2012年07月13日
今回の日本の固定価格制への批判の主な論点は、日本の固定価格制の価格が10kW以上の太陽光で40円と、ドイツでの現在の価格の二倍から三倍にあたるので「バブルを招く可能性がある」というものである。実際に、系統へ近い、安価な土地や整地代、安価な外国産パネル、などの好条件がすべて揃えば、35円程度での導入も可能という例はあるが、すべての事業がこのような好条件ではないし、日本の決して十分ではない自然エネルギーの事業環境も考慮する必要がある。
太陽光に限った問題ではないが、日本では、事業者が負担する系統連系のための費用が大きい。化石燃料由来の電源に優先して遅延無く系統に接続する、という優先接続のルールも確立されていない。
土地についても、ドイツでは太陽電池の設置場所に応じてきめ細やかな価格設定がされているが、今回の日本の価格は、10kW未満と以上という大変おおざっぱなものである。起伏の多い日本の土地利用形態の多様さを考えれば、今後は差異化が必要である。

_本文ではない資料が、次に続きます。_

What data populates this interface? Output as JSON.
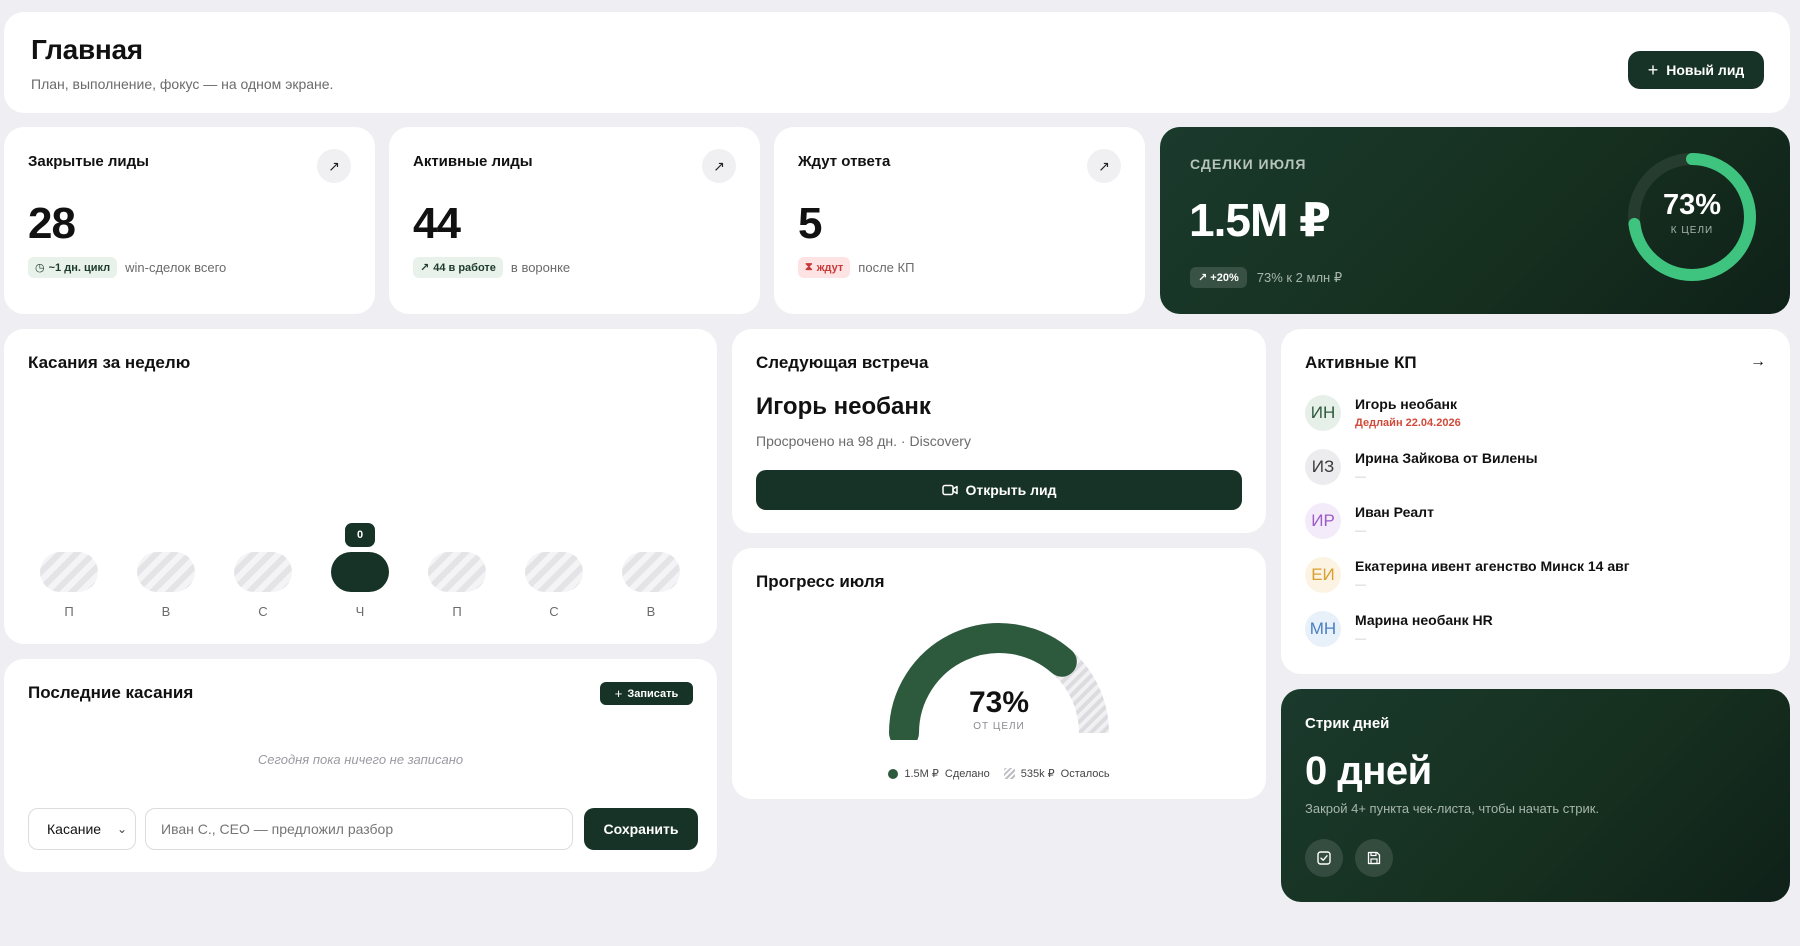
{
  "header": {
    "title": "Главная",
    "subtitle": "План, выполнение, фокус — на одном экране.",
    "new_lead_label": "Новый лид"
  },
  "kpis": [
    {
      "label": "Закрытые лиды",
      "value": "28",
      "badge": "~1 дн. цикл",
      "note": "win-сделок всего"
    },
    {
      "label": "Активные лиды",
      "value": "44",
      "badge": "44 в работе",
      "note": "в воронке"
    },
    {
      "label": "Ждут ответа",
      "value": "5",
      "badge": "ждут",
      "note": "после КП"
    }
  ],
  "deals": {
    "label": "СДЕЛКИ ИЮЛЯ",
    "value": "1.5M ₽",
    "badge": "+20%",
    "note": "73% к 2 млн ₽",
    "ring_pct": "73%",
    "ring_label": "К ЦЕЛИ",
    "ring_fraction": 0.73
  },
  "week": {
    "title": "Касания за неделю",
    "days": [
      "П",
      "В",
      "С",
      "Ч",
      "П",
      "С",
      "В"
    ],
    "active_index": 3,
    "active_value": "0"
  },
  "meeting": {
    "title": "Следующая встреча",
    "name": "Игорь необанк",
    "meta": "Просрочено на 98 дн. · Discovery",
    "open_label": "Открыть лид"
  },
  "kp": {
    "title": "Активные КП",
    "items": [
      {
        "initials": "ИН",
        "name": "Игорь необанк",
        "sub": "Дедлайн 22.04.2026",
        "color": "#2d5a3d",
        "bg": "#e6efe8"
      },
      {
        "initials": "ИЗ",
        "name": "Ирина Зайкова от Вилены",
        "sub": "—",
        "color": "#3a3a3a",
        "bg": "#ececee"
      },
      {
        "initials": "ИР",
        "name": "Иван Реалт",
        "sub": "—",
        "color": "#9c5cc7",
        "bg": "#f3eafa"
      },
      {
        "initials": "ЕИ",
        "name": "Екатерина ивент агенство Минск 14 авг",
        "sub": "—",
        "color": "#d8a030",
        "bg": "#fcf3e2"
      },
      {
        "initials": "МН",
        "name": "Марина необанк HR",
        "sub": "—",
        "color": "#4a7ec0",
        "bg": "#e8f0fa"
      }
    ]
  },
  "recent": {
    "title": "Последние касания",
    "add_label": "Записать",
    "empty": "Сегодня пока ничего не записано",
    "select_value": "Касание",
    "input_placeholder": "Иван С., CEO — предложил разбор",
    "save_label": "Сохранить"
  },
  "progress": {
    "title": "Прогресс июля",
    "pct": "73%",
    "pct_label": "ОТ ЦЕЛИ",
    "fraction": 0.73,
    "done_value": "1.5M ₽",
    "done_label": "Сделано",
    "left_value": "535k ₽",
    "left_label": "Осталось"
  },
  "streak": {
    "title": "Стрик дней",
    "value": "0 дней",
    "note": "Закрой 4+ пункта чек-листа, чтобы начать стрик."
  },
  "colors": {
    "accent": "#173327",
    "ring": "#3fc47f",
    "progress": "#2d5a3d"
  }
}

他方、日本のパネル産業が、外国勢との厳しい競争にさらされることは充分予測できる。今までの日本の太陽電池産業は、他のビジネスを主とする大きな企業の一部として展開されてきたし、良きにつけ悪しきにつけ、国策に守られたニッチ産業だったという側面は否定できない。太陽電池に特化した企業がどんどんコストを下げていくスピード感に対応するのは、大きな苦労を伴うだろう。しかし、そのような競争こそ、未来に向けた強い産業を作るためには求められており、最終的には、品質、価格の双方が、消費者の利益に結びつく政策へとつながっていくのではないか。また、これは、太陽電池に限らず、多くの産業で起きている事態でもあることは指摘したい。
パネルそのもののコスト低下が予想以上に急激だったことは肯定的に受け止めるべきであるが、固定価格制の制度設計として、太陽光は、他の電源に比べ価格が高く設定されるが参入は比較的容易であるため、導入予測のバランスが崩れてしまう可能性は高い。パネル産業にとっては、コスト競争と急激な買取価格の低下が同時に進むので、今後の固定価格制の運用にあたっては、事業の詳細なデータ収集を急ぎ、実際の事業展開に即したきめ細やかな価格設定を機動的にやっていく仕組みが必要である。
今回の固定価格制により、自然エネルギーの普及が加速することは確実である。ただし、その規模が産業として充分かどうか、速度が現在日本が必要としている新しいエネルギー構造の変革に間に合うかどうか、懸念が残る。
まず重要なのは、発電した電力が確実に系統につながれ、電気を売ることができる環境が確保されることである。固定価格の価格の高低よりも、むしろこの事業環境を作ることが一番重要である。